Independent Contractor and Work for Hire Agreement


The Independent Contractor and Work for Hire Agreement is designed for persons or business entities who wish to hire other persons or business entities to work on an independent contractor (that is, non-employee) basis in states other than California (There is a separate version of the Agreement for California businesses).

Merely calling such a person an independent contractor, rather than an employee, does not necessarily change the nature of the relationship. In other words, the relationship contemplated must properly be an independent contractor relationship; if it is, then this agreement will define the terms of the independent contractor relationship, in a manner generally favorable to the contracting party. Otherwise, an employment agreement should be used, and W-2 payroll status and payroll taxes, unemployment compensation, workers’ compensation, and the like will apply.

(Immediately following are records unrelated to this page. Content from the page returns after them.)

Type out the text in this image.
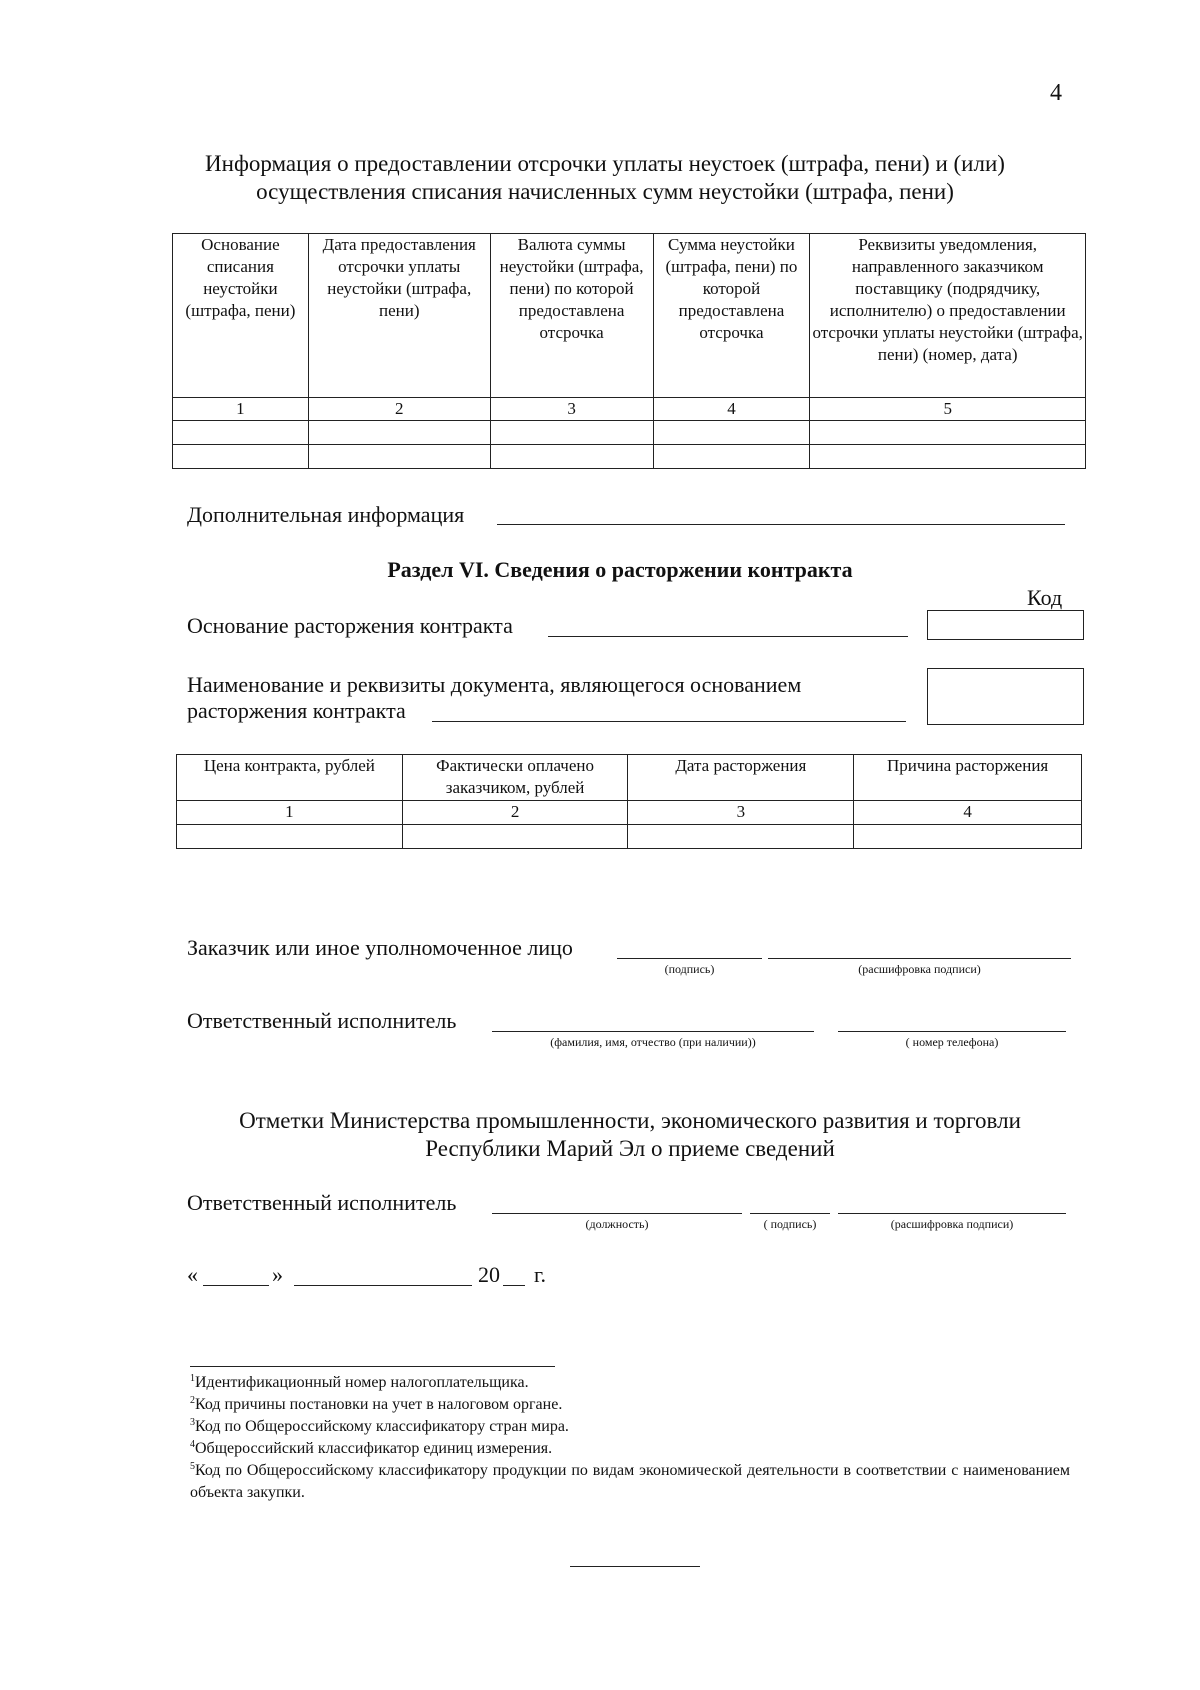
4
Информация о предоставлении отсрочки уплаты неустоек (штрафа, пени) и (или)
осуществления списания начисленных сумм неустойки (штрафа, пени)
Основание списания неустойки (штрафа, пени)	Дата предоставления отсрочки уплаты неустойки (штрафа, пени)	Валюта суммы неустойки (штрафа, пени) по которой предоставлена отсрочка	Сумма неустойки (штрафа, пени) по которой предоставлена отсрочка	Реквизиты уведомления, направленного заказчиком поставщику (подрядчику, исполнителю) о предоставлении отсрочки уплаты неустойки (штрафа, пени) (номер, дата)
1	2	3	4	5

Дополнительная информация
Раздел VI. Сведения о расторжении контракта
Код
Основание расторжения контракта
Наименование и реквизиты документа, являющегося основанием
расторжения контракта
Цена контракта, рублей	Фактически оплачено заказчиком, рублей	Дата расторжения	Причина расторжения
1	2	3	4

Заказчик или иное уполномоченное лицо
(подпись)	(расшифровка подписи)
Ответственный исполнитель
(фамилия, имя, отчество (при наличии))	( номер телефона)
Отметки Министерства промышленности, экономического развития и торговли
Республики Марий Эл о приеме сведений
Ответственный исполнитель
(должность)	( подпись)	(расшифровка подписи)
«	»	20 г.
$^1$Идентификационный номер налогоплательщика.
$^2$Код причины постановки на учет в налоговом органе.
$^3$Код по Общероссийскому классификатору стран мира.
$^4$Общероссийский классификатор единиц измерения.
$^5$Код по Общероссийскому классификатору продукции по видам экономической деятельности в соответствии с наименованием объекта закупки.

While there are many factors to consider, the key factor is control: If the worker has little or no control over the how, when, and where of performing the duties required, then that worker is likely an employee.
A secretary who is told to report every morning at 8 AM, answer the phone and file in accordance with company policy, take lunch between 12 – 1 PM, and to punch out at 5 PM, is a classic example of an employee. Such an employee typically incurs no expenses, takes no risk of profit or loss, and works for only one employer.

A computer consultant who is hired to perform computer network maintenance, but who can determine within reason when, how, where, and by whom (his or her employees or subcontractors may actually do the work) such maintenance is performed, and who has other clients, is a classic example of an independent contractor. If these declarations don’t ring true or sound appropriate for your business, the worker is likely properly classified as an employee, and the Independent Contractor and Work for Hire Agreement should not be used.

The Agreement provides that, to the maximum extent permissible under the U.S. Copyright Act, all copyright rights in work performed by the independent contractor under the Agreement shall vest in the hiring party. The Copyright Act, however, limits what items may be treated as work made for hire to certain narrow categories.

To the extent that the independent contractor’s work under the Agreement falls outside these categories – as will often be the case, in part or in whole – and with regard to other intellectual property rights, such as trademark and patents rights, over which the work for hire provisions cannot have any effect, all such intellectual property is transferred to the hiring party under the “back-up” provisions. 

If you have any questions regarding the foregoing, or about the appropriateness of the Independent Contractor and Work for Hire Agreement for, or modifying it to fit your specific needs, you are encouraged to consult with a local employment law attorney.